Segundo Nascimento (2006), o sucesso do programa diário em ondas curtas da Transmissora Alemã no Brasil foi tão grande que o chefe de policia no Rio Grande do Sul, Tenente-Coronel Aurélio Py, menciona em seu estudo (1942) – A Quinta Coluna no Brasil - que era alarmante o número de cartas que passavam mensalmente pela Repartição dos Correios com destino a estação com sede em Berlim.

Dessa forma, esse novo Deutschtum que chegava ao solo brasileiro começou a se fazer presente na cultura teuto-brasileira. Conforme as entrevistas demonstram, cidades teuto-brasileiras maiores como, por exemplo, Blumenau, se tornaram pólos irradiadores da NSDAP entre os teuto-brasileiros filiados ao partido nazista. Carros, caminhões e até vagões de trens partiam de cidades teuto-brasileiras situadas no interior catarinense com destino à Blumenau, a fim de promover encontros e debates políticos entre os filiados políticos.
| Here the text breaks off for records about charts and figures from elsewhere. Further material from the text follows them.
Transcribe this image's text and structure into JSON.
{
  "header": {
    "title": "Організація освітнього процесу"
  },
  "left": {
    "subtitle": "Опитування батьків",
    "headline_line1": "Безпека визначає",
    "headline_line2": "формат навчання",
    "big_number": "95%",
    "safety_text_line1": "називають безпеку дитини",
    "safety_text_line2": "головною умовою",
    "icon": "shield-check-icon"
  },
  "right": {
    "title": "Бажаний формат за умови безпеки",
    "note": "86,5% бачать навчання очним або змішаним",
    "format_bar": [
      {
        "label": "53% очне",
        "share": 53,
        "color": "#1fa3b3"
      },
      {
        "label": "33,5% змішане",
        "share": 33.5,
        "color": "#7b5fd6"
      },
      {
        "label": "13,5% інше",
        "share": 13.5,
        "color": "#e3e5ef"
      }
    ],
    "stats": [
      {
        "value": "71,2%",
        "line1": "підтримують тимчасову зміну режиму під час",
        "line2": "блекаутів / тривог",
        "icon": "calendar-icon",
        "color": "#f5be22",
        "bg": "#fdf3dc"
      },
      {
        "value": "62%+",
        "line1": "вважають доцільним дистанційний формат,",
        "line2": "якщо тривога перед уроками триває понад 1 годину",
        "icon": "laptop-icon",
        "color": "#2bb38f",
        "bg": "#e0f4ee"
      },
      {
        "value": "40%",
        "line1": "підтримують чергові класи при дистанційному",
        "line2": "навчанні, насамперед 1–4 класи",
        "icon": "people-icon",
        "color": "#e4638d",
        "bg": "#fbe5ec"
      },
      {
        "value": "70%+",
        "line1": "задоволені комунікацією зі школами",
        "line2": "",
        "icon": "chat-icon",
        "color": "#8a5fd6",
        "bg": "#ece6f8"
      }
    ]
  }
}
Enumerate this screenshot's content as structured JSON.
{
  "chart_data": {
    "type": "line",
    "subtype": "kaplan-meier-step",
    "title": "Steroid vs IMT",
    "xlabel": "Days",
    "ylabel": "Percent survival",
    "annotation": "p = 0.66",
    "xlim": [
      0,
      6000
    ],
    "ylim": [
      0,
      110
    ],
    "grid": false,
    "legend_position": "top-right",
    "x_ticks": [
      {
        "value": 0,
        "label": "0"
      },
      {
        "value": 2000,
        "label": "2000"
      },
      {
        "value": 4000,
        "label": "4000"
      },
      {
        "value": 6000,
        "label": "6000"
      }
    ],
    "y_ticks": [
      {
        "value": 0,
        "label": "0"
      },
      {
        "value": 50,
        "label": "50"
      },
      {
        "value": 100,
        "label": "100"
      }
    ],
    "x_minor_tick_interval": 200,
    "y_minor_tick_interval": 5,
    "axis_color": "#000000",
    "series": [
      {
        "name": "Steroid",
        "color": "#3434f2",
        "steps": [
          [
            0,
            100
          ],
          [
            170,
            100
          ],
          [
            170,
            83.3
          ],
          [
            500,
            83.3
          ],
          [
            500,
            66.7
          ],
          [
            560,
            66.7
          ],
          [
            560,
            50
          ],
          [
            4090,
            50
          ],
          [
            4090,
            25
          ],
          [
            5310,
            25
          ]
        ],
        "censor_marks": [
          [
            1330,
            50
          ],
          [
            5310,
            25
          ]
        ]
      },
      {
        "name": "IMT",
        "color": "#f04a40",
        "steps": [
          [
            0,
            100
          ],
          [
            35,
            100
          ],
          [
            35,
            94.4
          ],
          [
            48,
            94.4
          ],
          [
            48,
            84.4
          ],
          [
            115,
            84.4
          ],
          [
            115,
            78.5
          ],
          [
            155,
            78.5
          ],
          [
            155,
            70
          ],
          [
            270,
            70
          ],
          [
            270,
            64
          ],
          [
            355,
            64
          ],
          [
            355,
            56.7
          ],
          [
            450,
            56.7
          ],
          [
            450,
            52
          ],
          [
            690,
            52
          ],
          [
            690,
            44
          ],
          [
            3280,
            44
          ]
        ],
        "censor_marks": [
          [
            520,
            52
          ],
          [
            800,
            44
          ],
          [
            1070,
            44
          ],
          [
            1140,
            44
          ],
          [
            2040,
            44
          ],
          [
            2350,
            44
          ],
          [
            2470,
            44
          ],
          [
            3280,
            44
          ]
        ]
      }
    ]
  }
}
Pequenas células da NSDAP, situadas em cidades como, por exemplo, Presidentes Getúlio e Ibirama, também promoviam passeatas e encontros pela cidade.
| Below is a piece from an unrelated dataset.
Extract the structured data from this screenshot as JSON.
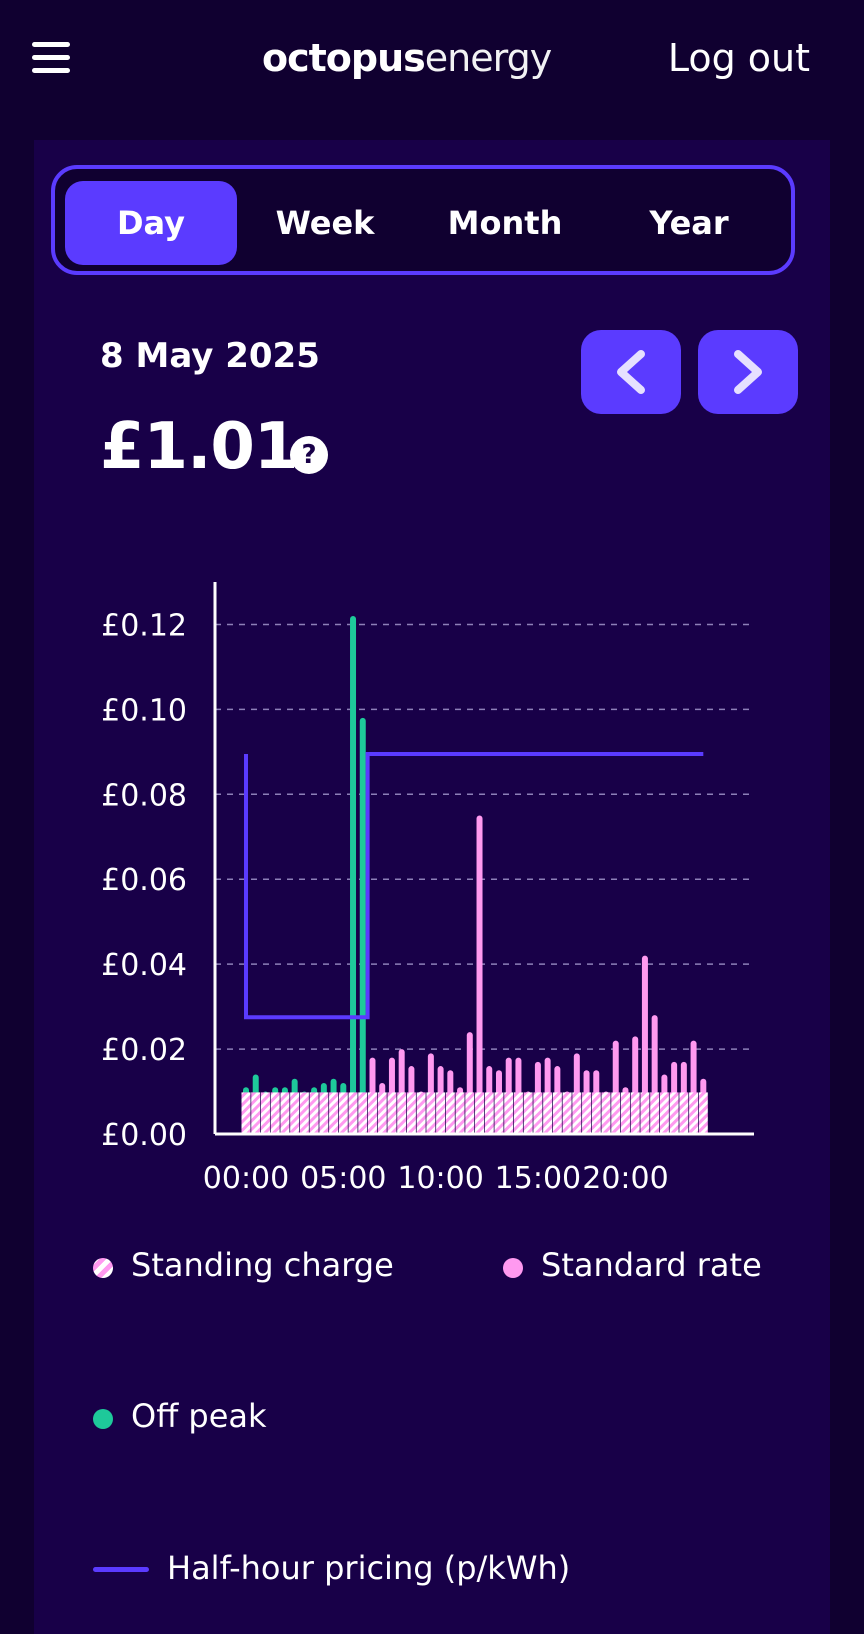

Em geral, estas manifestações públicas eram constituídas por indivíduos que viam na NSDAP a possibilidade de se manterem fiéis ao seu Deutschtum. Contudo, havia também uma parcela de filiados políticos que demonstravam atitudes extremadas, conforme demonstra a entrevista realizada com a teuto-brasileira Eleonora Kaestner:

Gustavo Tentoni Dias A senhora se lembra de alguma manifestação deste caráter aqui em Presidente Getúlio?

Eleonora Kaestner Sim. Eu me lembro quando um dos membros deles morreu. No caminho para o cemitério, o caixão foi levado por simpatizantes de Hitler e tinha, também, uma grande bandeira com a suástica em cima do caixão.